Rails: How to Select Records Which Don't Have

2019-04-15 16:36发布

问题:

Let's assume we have users:

class User < ActiveRecord::Base
  has_many :connections
  has_many :groups, through: :connections
end

And groups:

class Group < ActiveRecord::Base
  has_many :connections
  has_many :users, through: :connections
end

Basically, standard many-to-many connection:

class Connection
  belongs_to :user
  belongs_to :group
end

What I intend to do is:

  • Select only users who don't belong to given set of Groups (groups with ids [4,5,6])
  • Select only users who belong to one set of Groups ([1,2,3]) and don't belong to another ([4,5,6])
  • Select only users who don't belong to a Group

Also, I don't want to:

  • Fetch a lot of data from database to manipulate it with Ruby code. I know that will be inefficient in terms of CPU and memory (Ruby is much slower than any commonly used DB engine, and typically I want to rely on DB engine to do the heavy lifting)
  • I tried queries like User.joins(:group).where(group_id: [1,2,3]).where.not(group_id: [4,5,6]) and they return wrong results (some users from the result set belong to groups 4,5,6 as well as 1,2,3)
  • I don't want to do join merely for the sake of only checking for existence, because I know that that is a pretty complex (i.e. CPU/memory-intensive) operation for DB

回答1:

Such questions are pretty common amongst beginner to middle-level Rails developers. You know ActiveRecord interface and basic SQL operations, but you are stumbled on such kind of tasks as outlined in the question. (Couple of examples of such questions: 1, 2).

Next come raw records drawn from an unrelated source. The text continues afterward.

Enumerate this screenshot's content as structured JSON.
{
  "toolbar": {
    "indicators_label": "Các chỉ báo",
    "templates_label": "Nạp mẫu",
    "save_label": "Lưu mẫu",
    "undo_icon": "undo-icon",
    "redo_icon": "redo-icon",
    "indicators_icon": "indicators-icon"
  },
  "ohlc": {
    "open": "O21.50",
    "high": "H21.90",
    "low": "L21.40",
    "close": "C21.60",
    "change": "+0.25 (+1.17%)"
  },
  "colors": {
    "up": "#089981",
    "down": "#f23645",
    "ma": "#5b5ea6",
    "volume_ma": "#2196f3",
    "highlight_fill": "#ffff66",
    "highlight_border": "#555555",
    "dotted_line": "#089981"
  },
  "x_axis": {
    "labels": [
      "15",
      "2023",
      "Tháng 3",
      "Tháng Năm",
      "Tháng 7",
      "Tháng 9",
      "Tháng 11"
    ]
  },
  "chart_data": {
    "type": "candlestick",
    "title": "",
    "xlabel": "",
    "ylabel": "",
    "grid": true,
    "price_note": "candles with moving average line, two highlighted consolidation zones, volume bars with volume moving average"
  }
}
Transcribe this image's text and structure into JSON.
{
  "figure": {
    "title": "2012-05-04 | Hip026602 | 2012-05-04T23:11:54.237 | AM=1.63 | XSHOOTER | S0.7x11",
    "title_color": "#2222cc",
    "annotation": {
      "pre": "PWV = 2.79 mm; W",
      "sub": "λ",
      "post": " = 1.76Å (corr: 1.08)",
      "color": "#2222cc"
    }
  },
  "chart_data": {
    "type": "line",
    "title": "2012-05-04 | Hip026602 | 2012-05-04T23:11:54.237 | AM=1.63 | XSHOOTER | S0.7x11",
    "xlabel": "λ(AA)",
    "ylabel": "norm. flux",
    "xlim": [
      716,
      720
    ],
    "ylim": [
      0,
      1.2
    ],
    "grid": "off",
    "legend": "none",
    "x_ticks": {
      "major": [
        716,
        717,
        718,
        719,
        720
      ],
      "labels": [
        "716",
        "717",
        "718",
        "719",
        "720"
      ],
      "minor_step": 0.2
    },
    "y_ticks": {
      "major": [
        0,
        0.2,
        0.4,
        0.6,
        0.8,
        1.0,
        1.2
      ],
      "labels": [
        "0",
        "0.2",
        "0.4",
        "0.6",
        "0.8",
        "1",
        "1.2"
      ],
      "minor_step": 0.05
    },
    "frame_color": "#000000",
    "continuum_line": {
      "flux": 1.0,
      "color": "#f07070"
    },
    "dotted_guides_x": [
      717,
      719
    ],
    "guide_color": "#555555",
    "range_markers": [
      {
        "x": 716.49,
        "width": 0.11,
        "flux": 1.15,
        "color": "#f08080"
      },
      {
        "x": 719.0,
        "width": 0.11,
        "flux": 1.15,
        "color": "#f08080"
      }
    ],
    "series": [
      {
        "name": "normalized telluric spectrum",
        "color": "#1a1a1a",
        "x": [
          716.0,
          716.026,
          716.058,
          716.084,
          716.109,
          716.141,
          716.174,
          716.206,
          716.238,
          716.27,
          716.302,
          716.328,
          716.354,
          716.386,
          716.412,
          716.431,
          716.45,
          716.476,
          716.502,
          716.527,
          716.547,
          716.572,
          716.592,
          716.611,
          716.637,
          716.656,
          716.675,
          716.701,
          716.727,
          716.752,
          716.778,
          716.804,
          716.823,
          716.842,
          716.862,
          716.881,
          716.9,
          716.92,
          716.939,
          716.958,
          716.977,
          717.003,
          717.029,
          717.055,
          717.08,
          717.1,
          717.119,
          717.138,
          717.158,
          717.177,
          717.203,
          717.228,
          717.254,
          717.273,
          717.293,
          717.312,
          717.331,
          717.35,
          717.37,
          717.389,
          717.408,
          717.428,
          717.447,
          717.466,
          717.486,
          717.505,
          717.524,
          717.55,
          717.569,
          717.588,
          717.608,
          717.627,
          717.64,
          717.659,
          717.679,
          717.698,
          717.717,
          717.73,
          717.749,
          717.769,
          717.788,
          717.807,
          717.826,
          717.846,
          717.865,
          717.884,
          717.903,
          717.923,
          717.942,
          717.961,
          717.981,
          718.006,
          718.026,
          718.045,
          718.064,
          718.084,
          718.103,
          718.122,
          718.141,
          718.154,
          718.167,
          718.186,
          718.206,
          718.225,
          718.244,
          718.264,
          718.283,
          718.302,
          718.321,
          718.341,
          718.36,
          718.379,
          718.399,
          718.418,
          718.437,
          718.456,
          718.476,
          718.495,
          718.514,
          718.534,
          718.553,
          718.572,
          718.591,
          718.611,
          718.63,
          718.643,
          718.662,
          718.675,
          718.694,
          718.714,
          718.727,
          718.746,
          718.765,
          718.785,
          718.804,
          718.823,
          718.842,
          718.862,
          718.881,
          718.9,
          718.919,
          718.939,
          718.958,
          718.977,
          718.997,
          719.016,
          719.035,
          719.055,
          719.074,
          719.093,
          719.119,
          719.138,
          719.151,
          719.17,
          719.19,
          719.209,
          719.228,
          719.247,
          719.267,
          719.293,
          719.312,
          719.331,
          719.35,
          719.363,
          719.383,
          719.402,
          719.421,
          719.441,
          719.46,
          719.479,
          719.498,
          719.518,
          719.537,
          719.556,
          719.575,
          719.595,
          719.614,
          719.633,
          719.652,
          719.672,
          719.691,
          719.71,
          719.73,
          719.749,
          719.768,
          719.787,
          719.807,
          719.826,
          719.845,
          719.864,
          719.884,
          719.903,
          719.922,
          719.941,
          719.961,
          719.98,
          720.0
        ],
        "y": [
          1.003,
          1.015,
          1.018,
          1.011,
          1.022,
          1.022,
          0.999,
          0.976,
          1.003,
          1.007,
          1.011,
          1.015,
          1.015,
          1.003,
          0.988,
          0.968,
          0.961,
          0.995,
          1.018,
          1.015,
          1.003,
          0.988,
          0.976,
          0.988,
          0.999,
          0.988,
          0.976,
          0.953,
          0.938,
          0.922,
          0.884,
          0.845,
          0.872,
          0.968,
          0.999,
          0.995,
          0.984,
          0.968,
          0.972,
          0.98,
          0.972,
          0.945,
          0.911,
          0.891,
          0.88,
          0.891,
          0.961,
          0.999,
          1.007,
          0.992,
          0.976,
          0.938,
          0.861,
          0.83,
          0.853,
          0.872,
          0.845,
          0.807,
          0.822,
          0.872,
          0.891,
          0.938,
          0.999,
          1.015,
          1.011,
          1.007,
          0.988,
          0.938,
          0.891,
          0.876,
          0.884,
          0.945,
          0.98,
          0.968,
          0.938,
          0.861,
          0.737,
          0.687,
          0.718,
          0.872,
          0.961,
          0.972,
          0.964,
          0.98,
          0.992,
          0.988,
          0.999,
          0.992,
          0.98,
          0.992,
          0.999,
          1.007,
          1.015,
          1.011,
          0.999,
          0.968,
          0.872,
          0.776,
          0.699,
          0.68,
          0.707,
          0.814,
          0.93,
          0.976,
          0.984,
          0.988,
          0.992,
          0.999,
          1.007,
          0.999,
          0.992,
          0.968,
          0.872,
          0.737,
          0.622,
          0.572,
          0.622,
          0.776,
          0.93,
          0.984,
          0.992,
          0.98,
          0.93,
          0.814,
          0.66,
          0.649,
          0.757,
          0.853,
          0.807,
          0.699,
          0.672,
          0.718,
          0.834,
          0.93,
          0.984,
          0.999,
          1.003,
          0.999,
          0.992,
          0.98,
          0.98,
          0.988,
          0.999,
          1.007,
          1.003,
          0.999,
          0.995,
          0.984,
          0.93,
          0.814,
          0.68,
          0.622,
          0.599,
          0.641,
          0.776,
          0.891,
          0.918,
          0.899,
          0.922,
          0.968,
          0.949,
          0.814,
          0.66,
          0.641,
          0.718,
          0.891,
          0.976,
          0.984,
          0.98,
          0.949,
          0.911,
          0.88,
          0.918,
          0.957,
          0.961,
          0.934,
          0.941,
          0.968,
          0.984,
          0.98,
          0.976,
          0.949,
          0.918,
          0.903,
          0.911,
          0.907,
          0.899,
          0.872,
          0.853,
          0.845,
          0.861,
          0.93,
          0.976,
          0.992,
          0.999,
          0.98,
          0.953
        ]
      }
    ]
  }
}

The answer is simple: use SQL EXISTS condition. Quick reference from the given URL:

Syntax

The syntax for the SQL EXISTS condition is:

WHERE EXISTS ( subquery );

Parameters or Arguments

subquery

The subquery is a SELECT statement. If the subquery returns at least one record in its result set, the EXISTS clause will evaluate to true and the EXISTS condition will be met. If the subquery does not return any records, the EXISTS clause will evaluate to false and the EXISTS condition will not be met.

It is also mentioned that EXISTS might be slower than JOIN, but that is usually not true. From the Exists v. Join question on SO:

EXISTS is only used to test if a subquery returns results, and short circuits as soon as it does. JOIN is used to extend a result set by combining it with additional fields from another table to which there is a relation. [...] If you have proper indexes, most of the time the EXISTS will perform identically to the JOIN. The exception is on very complicated subqueries, where it is normally quicker to use EXISTS.

So, the database doesn't need to look through all the connections (it stops 'joining' records with 'exists' as soon as it founds the right one), and doesn't need to return all the fields from the table joined (just check that the corresponding row, well, does exist).

Answering the specific questions:

Select only such users, who don't belong to given set of Groups (groups with ids [4,5,6])

not_four_to_six = User.where("NOT EXISTS (
   SELECT 1 FROM connections
   WHERE connections.user_id = users.id
   AND connections.group_id IN (?)
  )", [4,5,6])

Select only such users, who belong to one set of Groups ([1,2,3]) and don't belong to another ([4,5,6])

one_two_three = not_four_to_six.where("EXISTS (
   SELECT 1 FROM connections
   WHERE connections.user_id = users.id
   AND connections.group_id IN (?)
  )", [1,2,3])

Select only such users, who doesn't belong to a Group

User.where("NOT EXISTS (
   SELECT 1 FROM connections
   WHERE connections.user_id = users.id
  )")